Estudante de economia é preso por extorquir adolescente com uso de Inteligência artificial

Um estudante de economia de 19 anos foi detido no Paraná após realizar extorsão e abusos psicológicos contra uma adolescente de Goiás por meio da internet. O agressor utilizava inteligência artificial para manipular imagens e aplicativos de monitoramento remoto para controlar a rotina e as redes sociais da vítima. Sob ameaças constantes, a jovem era coagida a realizar desafios humilhantes, o que resultou em isolamento familiar e sinais de automutilação. A investigação policial revelou que o suspeito possuía materiais de apologia ao nazismo e demonstrava fixação por autores de massacres em massa.
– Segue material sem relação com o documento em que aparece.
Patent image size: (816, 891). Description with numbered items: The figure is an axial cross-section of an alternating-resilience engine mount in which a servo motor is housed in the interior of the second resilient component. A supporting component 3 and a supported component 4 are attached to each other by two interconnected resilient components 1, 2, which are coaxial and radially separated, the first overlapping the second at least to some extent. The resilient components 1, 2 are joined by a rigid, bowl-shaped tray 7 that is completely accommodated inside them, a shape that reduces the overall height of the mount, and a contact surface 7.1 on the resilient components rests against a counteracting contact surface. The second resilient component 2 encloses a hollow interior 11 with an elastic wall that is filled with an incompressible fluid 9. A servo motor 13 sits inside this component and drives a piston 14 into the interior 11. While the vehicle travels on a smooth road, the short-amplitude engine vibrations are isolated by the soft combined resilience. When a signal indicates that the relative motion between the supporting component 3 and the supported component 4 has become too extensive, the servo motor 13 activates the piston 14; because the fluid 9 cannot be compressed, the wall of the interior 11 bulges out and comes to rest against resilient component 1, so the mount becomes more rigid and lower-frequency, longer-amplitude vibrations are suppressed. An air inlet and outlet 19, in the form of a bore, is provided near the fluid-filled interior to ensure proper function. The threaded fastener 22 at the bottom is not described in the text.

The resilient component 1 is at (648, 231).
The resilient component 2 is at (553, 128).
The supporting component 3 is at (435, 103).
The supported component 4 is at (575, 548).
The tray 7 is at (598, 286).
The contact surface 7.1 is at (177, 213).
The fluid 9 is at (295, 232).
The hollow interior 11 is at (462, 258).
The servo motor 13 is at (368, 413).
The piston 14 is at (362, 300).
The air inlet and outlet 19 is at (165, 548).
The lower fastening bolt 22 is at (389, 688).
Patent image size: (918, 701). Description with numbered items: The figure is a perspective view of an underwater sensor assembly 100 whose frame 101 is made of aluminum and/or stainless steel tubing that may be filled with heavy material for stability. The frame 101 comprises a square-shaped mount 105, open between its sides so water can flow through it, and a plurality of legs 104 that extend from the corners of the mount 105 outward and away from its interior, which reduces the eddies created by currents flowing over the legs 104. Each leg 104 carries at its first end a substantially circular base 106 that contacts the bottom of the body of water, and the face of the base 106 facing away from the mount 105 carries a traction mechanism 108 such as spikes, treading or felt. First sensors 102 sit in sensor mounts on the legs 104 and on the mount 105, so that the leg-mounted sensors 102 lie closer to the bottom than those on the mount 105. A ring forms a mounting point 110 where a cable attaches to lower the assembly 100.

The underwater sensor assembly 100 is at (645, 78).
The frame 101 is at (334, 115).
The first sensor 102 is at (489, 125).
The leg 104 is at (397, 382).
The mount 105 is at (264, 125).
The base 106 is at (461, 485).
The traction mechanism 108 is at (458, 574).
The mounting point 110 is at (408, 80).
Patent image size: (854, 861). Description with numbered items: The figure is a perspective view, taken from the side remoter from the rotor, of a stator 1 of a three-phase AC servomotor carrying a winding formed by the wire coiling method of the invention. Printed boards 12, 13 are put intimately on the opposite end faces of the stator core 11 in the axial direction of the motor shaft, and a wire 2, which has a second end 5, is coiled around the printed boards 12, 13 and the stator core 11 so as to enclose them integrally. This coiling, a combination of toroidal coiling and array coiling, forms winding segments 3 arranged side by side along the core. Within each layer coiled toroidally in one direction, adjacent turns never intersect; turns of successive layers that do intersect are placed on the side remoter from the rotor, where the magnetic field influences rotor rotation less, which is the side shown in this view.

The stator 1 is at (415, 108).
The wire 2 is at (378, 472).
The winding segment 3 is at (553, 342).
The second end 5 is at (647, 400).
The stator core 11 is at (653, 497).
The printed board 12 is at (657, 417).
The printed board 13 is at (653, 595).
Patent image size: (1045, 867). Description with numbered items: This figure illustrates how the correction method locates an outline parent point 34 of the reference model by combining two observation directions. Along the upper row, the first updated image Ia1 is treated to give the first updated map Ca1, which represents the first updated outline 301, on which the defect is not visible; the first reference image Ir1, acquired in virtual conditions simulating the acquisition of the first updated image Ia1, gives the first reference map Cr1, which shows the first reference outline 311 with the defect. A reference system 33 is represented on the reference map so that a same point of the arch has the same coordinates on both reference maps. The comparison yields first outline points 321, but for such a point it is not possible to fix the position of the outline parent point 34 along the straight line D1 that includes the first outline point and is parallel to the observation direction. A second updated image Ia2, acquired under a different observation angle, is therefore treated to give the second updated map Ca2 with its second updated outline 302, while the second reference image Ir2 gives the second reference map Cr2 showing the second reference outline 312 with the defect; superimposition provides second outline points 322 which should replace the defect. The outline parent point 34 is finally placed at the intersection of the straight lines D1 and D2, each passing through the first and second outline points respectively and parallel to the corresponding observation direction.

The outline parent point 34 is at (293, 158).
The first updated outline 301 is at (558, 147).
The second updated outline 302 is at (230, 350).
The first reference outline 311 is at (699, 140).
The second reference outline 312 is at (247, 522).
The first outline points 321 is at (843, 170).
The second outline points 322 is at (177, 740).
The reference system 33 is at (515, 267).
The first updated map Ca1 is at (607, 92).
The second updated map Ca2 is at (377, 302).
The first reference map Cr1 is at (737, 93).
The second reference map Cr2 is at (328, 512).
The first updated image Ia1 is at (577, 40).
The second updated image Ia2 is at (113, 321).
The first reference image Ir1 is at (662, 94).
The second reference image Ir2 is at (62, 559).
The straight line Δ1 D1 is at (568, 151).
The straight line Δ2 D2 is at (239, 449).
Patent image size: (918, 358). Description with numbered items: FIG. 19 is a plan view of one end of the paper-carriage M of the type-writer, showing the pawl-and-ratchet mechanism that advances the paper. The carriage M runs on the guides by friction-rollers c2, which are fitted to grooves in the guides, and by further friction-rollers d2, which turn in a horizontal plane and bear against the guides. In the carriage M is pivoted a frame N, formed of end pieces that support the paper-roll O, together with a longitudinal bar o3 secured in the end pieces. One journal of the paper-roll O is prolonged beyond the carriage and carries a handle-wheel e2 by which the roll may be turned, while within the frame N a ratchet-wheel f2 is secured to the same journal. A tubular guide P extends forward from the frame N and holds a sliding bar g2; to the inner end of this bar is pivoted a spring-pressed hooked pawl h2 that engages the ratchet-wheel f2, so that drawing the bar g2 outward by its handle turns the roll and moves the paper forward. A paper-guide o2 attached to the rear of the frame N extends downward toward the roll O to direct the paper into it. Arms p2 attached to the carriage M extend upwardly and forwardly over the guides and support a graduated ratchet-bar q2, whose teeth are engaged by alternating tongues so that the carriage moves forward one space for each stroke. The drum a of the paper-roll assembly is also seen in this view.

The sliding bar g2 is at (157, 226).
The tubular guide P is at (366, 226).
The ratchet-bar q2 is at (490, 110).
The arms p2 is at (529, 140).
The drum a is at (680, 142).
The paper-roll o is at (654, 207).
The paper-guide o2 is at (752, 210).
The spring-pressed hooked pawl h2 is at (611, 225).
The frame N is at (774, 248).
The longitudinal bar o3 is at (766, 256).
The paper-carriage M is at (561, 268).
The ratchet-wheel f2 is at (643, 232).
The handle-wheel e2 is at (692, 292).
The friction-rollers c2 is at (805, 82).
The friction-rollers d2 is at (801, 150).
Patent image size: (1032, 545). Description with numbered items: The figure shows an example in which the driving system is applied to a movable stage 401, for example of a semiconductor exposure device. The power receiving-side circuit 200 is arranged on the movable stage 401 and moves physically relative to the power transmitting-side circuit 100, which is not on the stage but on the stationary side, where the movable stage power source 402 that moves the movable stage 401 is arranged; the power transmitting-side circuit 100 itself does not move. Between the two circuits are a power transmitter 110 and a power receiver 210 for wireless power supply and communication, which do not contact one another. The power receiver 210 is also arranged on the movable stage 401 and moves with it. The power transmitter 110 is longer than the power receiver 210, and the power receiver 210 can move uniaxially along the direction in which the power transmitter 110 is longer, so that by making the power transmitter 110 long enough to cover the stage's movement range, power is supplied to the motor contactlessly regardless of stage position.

O caso serve como um alerta urgente para que responsáveis monitorem mudanças repentinas no comportamento de crianças e adolescentes no ambiente digital.


O caso da prisão de um estudante de economia de 19 anos, em Paiçandu (PR), revela as táticas sombrias utilizadas na extorsão digital contra menores, unindo o uso de Inteligência Artificial (IA) a ferramentas de monitoramento remoto para exercer controle psicológico.

Abaixo, detalhamos as principais ideias e métodos apresentados na fonte sobre este crime:

1. Manipulação por Inteligência Artificial

O agressor utilizou a Inteligência Artificial para manipular fotos de uma adolescente de 14 anos, que vivia em Rio Verde (GO), a cerca de 800 km de distância. Mesmo que a vítima não reconhecesse as imagens como sendo suas, o criminoso afirmava que eram originais e as utilizava como ferramenta de chantagem, ameaçando divulgá-las caso suas exigências não fossem cumpridas.

2. Monitoramento e Controle Psicológico

Além da manipulação de imagem, o suspeito empregou táticas de invasão e vigilância constante:

  • Acesso Remoto: Ele coagiu a vítima a instalar aplicativos de controle parental legítimos, mas que eram usados de forma maliciosa para monitorar a tela do celular e a localização da jovem em tempo real.
  • Desafios Humilhantes: Sob ameaça de revelar as fotos manipuladas ou de ferir a família da jovem, o agressor impunha “desafios” e tarefas humilhantes, buscando exercer domínio emocional e psicológico sobre ela.
  • Ameaças Diretas: Em mensagens, ele exigia que a vítima ligasse a câmera, reforçando o perigo iminente para ela e seus familiares caso houvesse recusa.

3. Aspectos Jurídicos da Extorsão Digital

Um ponto crucial destacado pela investigação é que o crime de extorsão se configura pelo constrangimento e pela ameaça, independentemente de o agressor ter obtido vantagem financeira. No caso em questão, o estudante chegou a solicitar transferências em moedas virtuais (criptomoedas), mas a falta de confirmação do envio não impede sua responsabilização criminal.

4. Panorama da Violência Digital no Brasil

A fonte traz dados alarmantes sobre a segurança de menores na internet:

  • Estatísticas: Cerca de 3 milhões de crianças e adolescentes (uma em cada cinco) entre 12 e 17 anos já sofreram algum tipo de violência sexual na internet no Brasil.
  • Sinais de Alerta: A principal forma de identificar que um jovem é vítima desses crimes é através da mudança de comportamento. Especialistas e autoridades recomendam que pais e responsáveis investiguem imediatamente qualquer alteração brusca na atitude de seus filhos.

O caso reforça a necessidade de vigilância constante sobre o uso de redes sociais, onde o contato entre o agressor e a vítima teve início, e de uma atuação rigorosa da justiça diante de perfis que demonstram prazer no sofrimento alheio.